To any front end devs, do you acutally have to design the sites you make or do you collaborate with a graphic designer.
For example, if someone shows me a site, I can easily reproduce it but when coming up with original layouts that ‘pop’, is challeneging; I find looking at ‘site inspiration’ sites help, but I’d just like to know if it is really that important when it comes to acctually working on a project in a business setting.
Disclaimer: I don’t mean copy and pasting code and pull togther a site from that, I mean looking at other sites and replicating in my own way to fit with the flow of the site I am deving.August 5, 2016 at 4:08 am #244236SenffParticipant
In short: nope!
Longer answer: no, it doesn’t matter. If you aim to be a professional developer, then you don’t need to have design skills. At my day job, I develop sites but never do any design; for that, there are (you guessed it!) designers. ;)
If you want to be a freelancer, it might help to offer a design + develop service. But there’s nothing wrong with just offering development services.
And personally, I think designs should be done by those who are really good at it, so I’ll stay away from that too.August 5, 2016 at 3:40 pm #244247I.m.learningParticipant
I been looking for web development work here. Many positions mention proficiency with Photoshop and at least 3 years experience. Other software was essential as well.
Other positions ask that you can create what the customer asks. “This includes correctly pathing to the image or video.”
The grad in me says, “We all have to design the same: head, body, footer. And we truly don’t even have to use tags for most of ’em anymore.”
If designing websites for yourself, you should already know what it looks like. Plenty of ideas online for everything else.August 6, 2016 at 12:12 am #244250BeverleyhParticipant
I agree with Senff.
It’s great if you have an eye for design, or take a personal interest in UXD as a sideline (the overlap is useful in some roles, e.g.
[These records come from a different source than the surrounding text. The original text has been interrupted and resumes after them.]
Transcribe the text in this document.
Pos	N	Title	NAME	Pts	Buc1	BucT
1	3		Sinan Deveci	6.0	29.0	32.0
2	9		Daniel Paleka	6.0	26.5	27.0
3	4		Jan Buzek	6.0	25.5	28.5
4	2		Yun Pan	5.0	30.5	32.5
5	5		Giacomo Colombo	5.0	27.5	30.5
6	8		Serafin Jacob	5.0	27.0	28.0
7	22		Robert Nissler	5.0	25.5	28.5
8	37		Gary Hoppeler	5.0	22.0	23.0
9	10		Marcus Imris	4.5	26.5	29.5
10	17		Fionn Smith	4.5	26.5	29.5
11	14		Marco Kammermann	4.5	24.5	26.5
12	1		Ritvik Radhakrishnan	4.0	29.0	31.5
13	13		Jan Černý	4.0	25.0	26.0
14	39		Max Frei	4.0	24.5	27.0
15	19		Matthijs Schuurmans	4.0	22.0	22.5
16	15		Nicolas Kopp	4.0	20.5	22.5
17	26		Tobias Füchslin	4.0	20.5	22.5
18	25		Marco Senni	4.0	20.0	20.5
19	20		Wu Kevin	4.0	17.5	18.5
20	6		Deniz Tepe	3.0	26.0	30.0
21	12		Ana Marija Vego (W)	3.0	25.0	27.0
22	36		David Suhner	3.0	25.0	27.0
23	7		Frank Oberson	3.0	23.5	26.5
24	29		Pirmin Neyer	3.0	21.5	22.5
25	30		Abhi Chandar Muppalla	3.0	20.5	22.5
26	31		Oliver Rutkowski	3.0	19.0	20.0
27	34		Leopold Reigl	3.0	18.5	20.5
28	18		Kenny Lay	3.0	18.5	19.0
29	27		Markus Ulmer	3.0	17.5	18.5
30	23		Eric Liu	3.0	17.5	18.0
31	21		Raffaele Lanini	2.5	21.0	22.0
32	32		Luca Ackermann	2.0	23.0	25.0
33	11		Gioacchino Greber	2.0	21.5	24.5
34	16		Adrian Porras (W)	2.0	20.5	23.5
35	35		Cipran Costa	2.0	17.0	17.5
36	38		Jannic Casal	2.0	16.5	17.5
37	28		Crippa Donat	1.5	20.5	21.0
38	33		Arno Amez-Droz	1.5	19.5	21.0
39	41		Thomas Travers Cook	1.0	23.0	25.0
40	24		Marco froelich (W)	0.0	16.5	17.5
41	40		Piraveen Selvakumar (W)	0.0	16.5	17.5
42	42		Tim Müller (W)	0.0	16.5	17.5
At a smaller agency where some multi-tasking can be an advantage) but it isn’t absolutely necessary to become a successful front-end developer.
I’m employed in a multi-tasker “web technician” role for local government, and I mainly work in a niche market – school websites/systems, so there isn’t much call for super-swanky, bells-and-whistles type visual design. That’s fine for me (and the more corporate design style I’ve become accustomed to). I would call myself a front-end developer at the end of the day, although having skills in other disciplines (front and back end, + PhotoShop and AV knowledge) has helped.
There are many roles out there, and many different kinds/sizes of organisations that need our skills. You just need to find a place where you ‘fit’.